Even before 10 minutes of this game had passed, Arsène Wenger was berating the fourth official, Tony Bates. By then Jack Wilshere had been stood on by Lee Cattermole, flattened by Titus Bramble and knocked over by Craig Gardner.
Wenger later claimed he did not want protection for Wilshere – “I want the referee to give a foul when it is a foul” – but that the player had limped off five minutes into the second half would not have surprised the Arsenal manager.
Nor would the fact this game had two parts, not halves. With Wilshere, when Arsenal were superior to their visitors, and without Wilshere, when anything could have happened. There should be a sense of perspective given how little the England midfielder has actually played, but it can be difficult when one person impacts upon a game quite so much.
Carl Jenkinson was sent off in the second half after committing his second bookable offence, but his absence for Arsenal was small in comparison to what followed the visitors’ number 10 limping forlornly to the sidelines after a late challenge from Alfred N’Diaye.
Wenger was asked if he was happy with the treatment meted out to his team. “No. I wasn’t,” he said. “No I wasn’t, but I think especially on Jack.

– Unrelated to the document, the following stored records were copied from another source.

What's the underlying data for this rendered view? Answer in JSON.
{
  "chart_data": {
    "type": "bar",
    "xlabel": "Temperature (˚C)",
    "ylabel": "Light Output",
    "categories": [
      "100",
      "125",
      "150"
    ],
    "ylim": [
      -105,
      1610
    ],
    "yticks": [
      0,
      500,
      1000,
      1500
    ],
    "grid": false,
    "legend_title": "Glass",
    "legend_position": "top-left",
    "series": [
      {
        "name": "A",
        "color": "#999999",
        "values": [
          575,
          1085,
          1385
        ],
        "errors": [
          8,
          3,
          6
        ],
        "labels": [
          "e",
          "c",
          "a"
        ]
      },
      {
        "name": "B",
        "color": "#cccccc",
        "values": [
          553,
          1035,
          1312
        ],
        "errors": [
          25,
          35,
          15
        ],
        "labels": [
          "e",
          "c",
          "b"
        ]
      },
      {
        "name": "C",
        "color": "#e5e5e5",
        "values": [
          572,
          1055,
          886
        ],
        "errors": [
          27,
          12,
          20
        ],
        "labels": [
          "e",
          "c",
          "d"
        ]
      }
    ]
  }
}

“Was he singled out? No. When you have the midfield we have, Cazorla, Wilshere, Arteta, they want to stop us from playing. Sometimes they try to stop us from combining and playing. They get close to us.
“I just want the referee to give a foul when it’s a foul. I don’t want any special protection. The referee is not a bodyguard, he is just a referee.
“Jack had a big kick on the thigh. He couldn’t walk and he doesn’t walk properly now. Again, it is a question of four of five days.”
Wilshere (right) watched the remaining half hour from the Arsenal dug out. His major contribution helped Arsenal to win the game, when, after 35 minutes, he burst between Jack Colback and N’Diaye, advanced towards the Sunderland penalty area and flicked the ball with the outside of his left foot to Theo Walcott. Walcott, with his back to goal, laid the ball off to his right, into the path of Santi Cazorla, and the Spaniard drilled his shot past Simon Mignolet, through a crowd of bodies. It was an excellent team goal. There could have been more before Wilshere’s body called time.
Walcott was denied after 70 seconds, Olivier Giroud drilled a shot across the face of goal, Mignolet saved from Aaron Ramsey and on the stroke of half time the goalkeeper stopped Giroud with his thigh.
Then, Wilshere went off, and as Martin O’Neill correctly asserted, Sunderland came roaring back. Within 10 minutes of his departure Steven Fletcher shot into the side-netting. Then it rained chances.
Cazorla, who was outstanding, fired a shot across goal. Jenkinson, only playing because Laurent Koscielny limped out of the warm up with a calf injury, slid recklessly into Stéphane Sessègnon and was booked for a second time. Wojciech Szczesny did well to stop Fletcher in the 78th minute and almost immediately surpassed that with a finger-tip save to touch over a header from the Scot.
“It was a fantastic effort,” said O’Neill. “The players are really down in the dressing room. We played against a really, really good team.
“Absolutely I felt we deserved more. We looked dangerous. In the second half we came roaring at them, even before the man was sent off. I don’t know how we didn’t score.
“Simon was great but their keeper was exceptional in the second half. There was chances galore in the second half. The crowd stayed with us. That type of performance today is what we should be about. We played brilliantly today.”
Sunderland (4-1-4-1): Mignolet; Gardner, Bramble, O’Shea, Rose (Vaughan, 82); Cattermole (Larsson, h-t); Sessègnon, N’Diaye (Graham, 68), Colback, Johnson; Fletcher.
Arsenal (4-2-3-1): Szczesny; Jenkinson, Sagna, Mertesacker, Monreal; Ramsey, Arteta; Walcott (Miguel, 87), Wilshere (Diaby, 50), Carzola; Giroud.